In 2003, as part of the Institute’s 25th Anniversary colloquium “Word of God; Art of Man” at the Ismaili Centre, London, Dr Haldane presented a paper entitled “Arts of the Celestial Pen: Qur’ans from the Library of The Institute of Ismaili Studies”. Proceedings of this conference are to be published and will include this paper. Dr Haldane participated in several international conferences, published articles in various art journals, and lectured in Islamic art in several institutions.
Dr Haldane graduated from the University of Edinburgh where he studied Arabic and was awarded his doctorate in 1973. His doctoral thesis was subsequently published as a monograph entitled “Mamluk Painting”.

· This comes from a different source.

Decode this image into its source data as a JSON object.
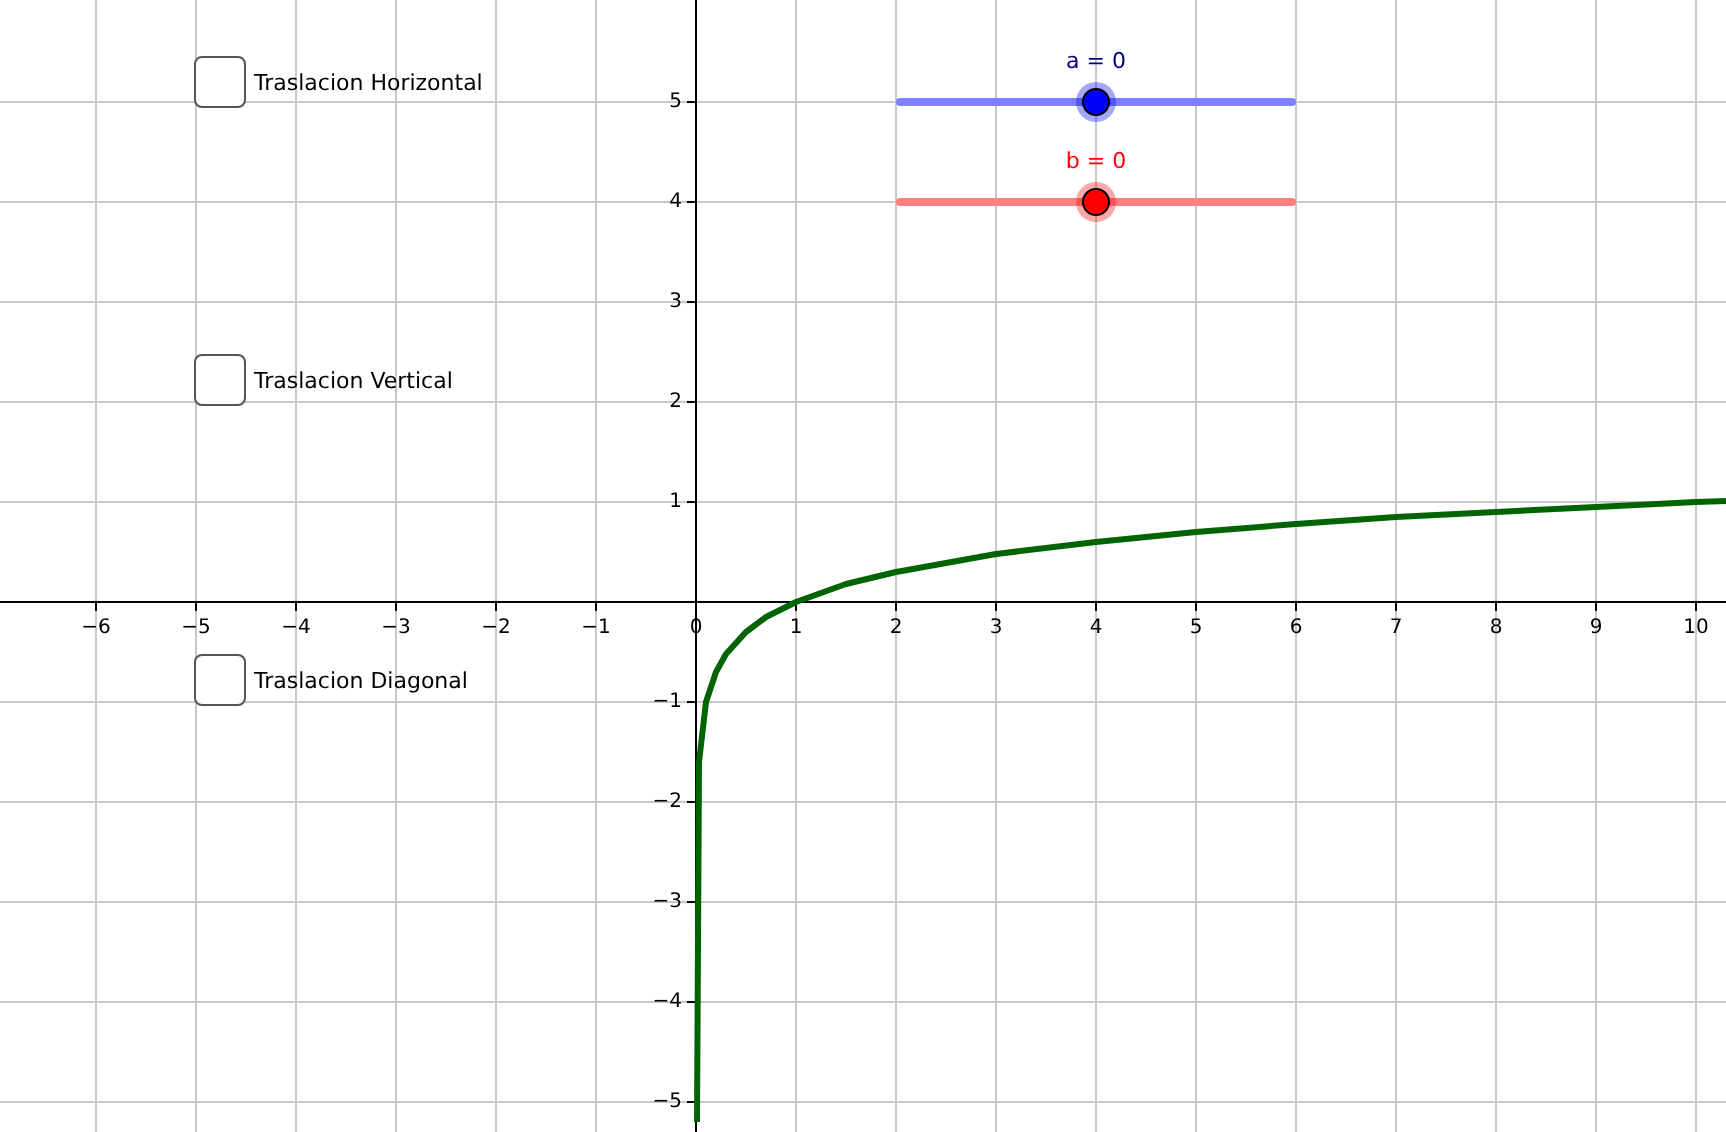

He held a number of varied roles: he worked for the BBC’s Arabic Service and subsequently as their Middle East Representative, based in Cairo. He spent 9 years at the Victoria and Albert Museum where he worked as the Deputy Keeper of the National Art Library and had specific responsibility for all Islamic book materials and Library exhibitions. His book, Islamic Book bindings in the Victoria and Albert Museum was published by the World of Islam Festival Trust in association with the Victoria and Albert Museum in 1983.
Dr Haldane also worked at the University of Surrey, Roehampton for three years and was the Conference Organiser for “Art and the Visually Impaired” in 1995. He was a visiting Senior Research Fellow at the University of Exeter’s Department of Islamic studies from 1995 to 1998. He was a member of the Middle East Libraries Committee (MELCOM, UK) and of the South Asia Archive and Library Group. In 2005, Dr Haldane joined the Altajir Trust.